Im Verlauf des Gesprächs landet das glatt gebügelte Model doch noch bei Botox. Die Hyaluronsäure im Gesicht ist dann doch nicht überall so universell einsetzbar. Melina muss eingestehen, „die Zornes- und Stirnfalte, die habe ich mit Botox aufspritzen lassen, das geht einfach nicht anders". Aus besagten Gründen der leichten Beulenbildung. Auch ihre Wangenknochen sind ein bisschen angehoben, allerdings mit Hyaluronsäure. „Schönheit hat nämlich nichts mit Natürlichkeit zu tun", bringt es Melina auf den Punkt. „Zumindest aus Sicht meiner männlichen Fans."
Brust ist nun mal der Hingucker
Melinas ganzer Stolz sind ihre Brüste. Zweimal war der Chirurg schon dran, das ist jetzt zwar alles ganz okay, aber wenn schon, denn schon. „Die nächste Brust-OP steht im Februar an, da werde ich dann mal richtig hinlangen." Die 29-jährige Brandenburgerin findet nämlich, dass ihre Schulter-Brust-Po-Proportionen noch nicht so richtig im Lot sind. Soll heißen: Die Breite ihrer Schultern und die Größe ihres Pos harmonieren noch nicht so richtig mit der Größe ihrer Brüste. Also da kann ruhig noch ein größeres Implantat dazu, dann stimmt die ganze Geschichte für Melina auch wieder. Was diese Rettungsaktion ihrer Proportionen nachher kosten wird, das weiß Melina noch nicht so genau. Das ist aber auch egal, denn sie hat eines in ihrem Job gelernt: „Brust ist immer der Hingucker. Je größer die Brüste, desto größer der Umsatz mit der Webcam." Es ist halt immer eine Frage der Proportionen.
Ihre Anregungen in Schönheitsfragen holt sie sich „irgendwie immer aus den Medien, man sieht ja viel bei Instagram und dann orientiere ich mich auch so ein bisschen an den Abrufzahlen im Netz". Also ein wirkliches Schönheitsideal steht bei ihr offenbar nicht dahinter. Irgendwie werden die Schönheitskorrekturen ab einem gewissen Zeitpunkt zum Selbstläufer. Melina zieht die nicht vorhandene Stirnfalte hoch und grinst. Neulich zu Hause in Brandenburg habe sie eine alte Schulfreundin getroffen, die hat sie gar nicht erkannt. „Bist du es wirklich? Ich glaub es nicht, du bist es wirklich! Mann, hast du dich rausgemacht", hat ihre alte Bekannte gerufen. Für Melina eine absolute Bestätigung, dass sie richtig gehandelt hat. „Vermutlich sehe ich jetzt wesentlich besser aus", schwärmt das Model, „so gut, dass ich schon nicht erkannt werde." Dass ihr Gesicht maskenhafte Züge angenommen hat und die Lippen an einen Puppenmund erinnern – das sieht Melina dagegen nicht. „Den meisten Menschen, die Schönheitsoperationen kritisieren, fehlt einfach der Mut, sich zu verbessern. Deswegen auch die negative Haltung. Für mich ist es nur der Neid, der aus den Menschen spricht."

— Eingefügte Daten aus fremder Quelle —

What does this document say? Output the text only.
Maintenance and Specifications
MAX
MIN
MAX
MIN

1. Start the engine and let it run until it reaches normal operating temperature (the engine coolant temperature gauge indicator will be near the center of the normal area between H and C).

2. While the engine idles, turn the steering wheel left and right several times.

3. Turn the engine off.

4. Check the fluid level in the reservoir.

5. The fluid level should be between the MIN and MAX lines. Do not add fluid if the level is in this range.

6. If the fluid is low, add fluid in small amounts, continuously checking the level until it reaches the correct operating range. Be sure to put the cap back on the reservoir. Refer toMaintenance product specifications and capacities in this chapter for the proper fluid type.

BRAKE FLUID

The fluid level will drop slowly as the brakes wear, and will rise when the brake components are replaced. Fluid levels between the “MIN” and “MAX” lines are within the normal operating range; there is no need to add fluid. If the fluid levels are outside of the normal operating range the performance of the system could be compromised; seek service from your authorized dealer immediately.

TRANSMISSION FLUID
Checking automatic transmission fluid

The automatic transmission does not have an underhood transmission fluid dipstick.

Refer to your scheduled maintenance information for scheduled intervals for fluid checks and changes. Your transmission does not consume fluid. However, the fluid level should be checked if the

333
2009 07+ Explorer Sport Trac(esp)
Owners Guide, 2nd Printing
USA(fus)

Lara ist schon einen Schritt weiter
Die 24-jährige Lara aus Mannheim sieht das ein bisschen anders. Laut ihrem Produzenten ist sie der leibhaftige Männertraum, der kommende Porno-Star und schon eine Generation weiter als Melina. Lara schwimmt seit fast zehn Jahren auf der Fitnesswelle. Dort hat sie auch als Sportmodel mit Fotoshootings angefangen, ging in den Erotikbereich, nun der Aufstieg ins professionelle Porno-Geschäft. Lara glaubt, dass die Zeiten des übermäßigen Aufspritzens längst vorbei sind, die neue Schönheitswelle zeichnet sich durch Purismus aus. Sie begründet diesen gefühlten neuen Trend damit, dass etwas langweilig wird, wenn es jeder kann. Früher hat das Beauty-Tuning davon gelebt, dass es nur einen ganz kleineren Kreis von Frauen mit viel Geld möglich war, riesige Brüste und straffe Haut zu haben. Doch heute kann sich eigentlich jede Verkäuferin so was machen lassen, ein Mallorca-Trip weniger und dafür Körbchengröße D, so ihre Philosophie.

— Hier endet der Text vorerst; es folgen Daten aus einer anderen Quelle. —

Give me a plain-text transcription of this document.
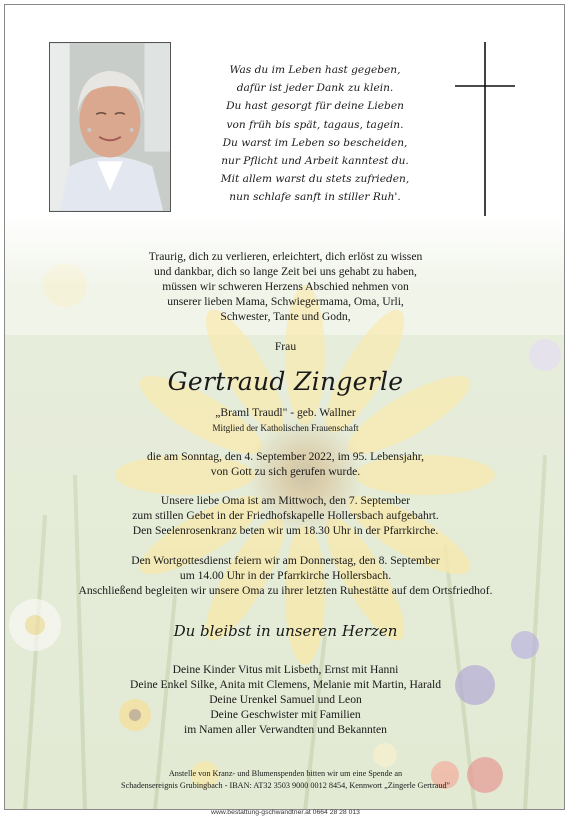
Was du im Leben hast gegeben,
dafür ist jeder Dank zu klein.
Du hast gesorgt für deine Lieben
von früh bis spät, tagaus, tagein.
Du warst im Leben so bescheiden,
nur Pflicht und Arbeit kanntest du.
Mit allem warst du stets zufrieden,
nun schlafe sanft in stiller Ruh'.
Traurig, dich zu verlieren, erleichtert, dich erlöst zu wissen
und dankbar, dich so lange Zeit bei uns gehabt zu haben,
müssen wir schweren Herzens Abschied nehmen von
unserer lieben Mama, Schwiegermama, Oma, Urli,
Schwester, Tante und Godn,
Frau
Gertraud Zingerle
„Braml Traudl" - geb. Wallner
Mitglied der Katholischen Frauenschaft
die am Sonntag, den 4. September 2022, im 95. Lebensjahr,
von Gott zu sich gerufen wurde.
Unsere liebe Oma ist am Mittwoch, den 7. September
zum stillen Gebet in der Friedhofskapelle Hollersbach aufgebahrt.
Den Seelenrosenkranz beten wir um 18.30 Uhr in der Pfarrkirche.
Den Wortgottesdienst feiern wir am Donnerstag, den 8. September
um 14.00 Uhr in der Pfarrkirche Hollersbach.
Anschließend begleiten wir unsere Oma zu ihrer letzten Ruhestätte auf dem Ortsfriedhof.
Du bleibst in unseren Herzen
Deine Kinder Vitus mit Lisbeth, Ernst mit Hanni
Deine Enkel Silke, Anita mit Clemens, Melanie mit Martin, Harald
Deine Urenkel Samuel und Leon
Deine Geschwister mit Familien
im Namen aller Verwandten und Bekannten
Anstelle von Kranz- und Blumenspenden bitten wir um eine Spende an
Schadensereignis Grubingbach - IBAN: AT32 3503 9000 0012 8454, Kennwort „Zingerle Gertraud"
www.bestattung-gschwandtner.at 0664 28 28 013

Dennoch hat die 24-Jährige auch in ihr Gesicht neu formen lassen. Die Lippen sind aufgespritzt, auch die Wangen sind mit Hyaluronsäure angehoben. Dazu künstliche geklebte Wimpern und Permanent-Make-up. Aber das ist ja eigentlich schon der normale Standard, meint Lara und „ganz natürlich". So wie ihre gemachten Brüste.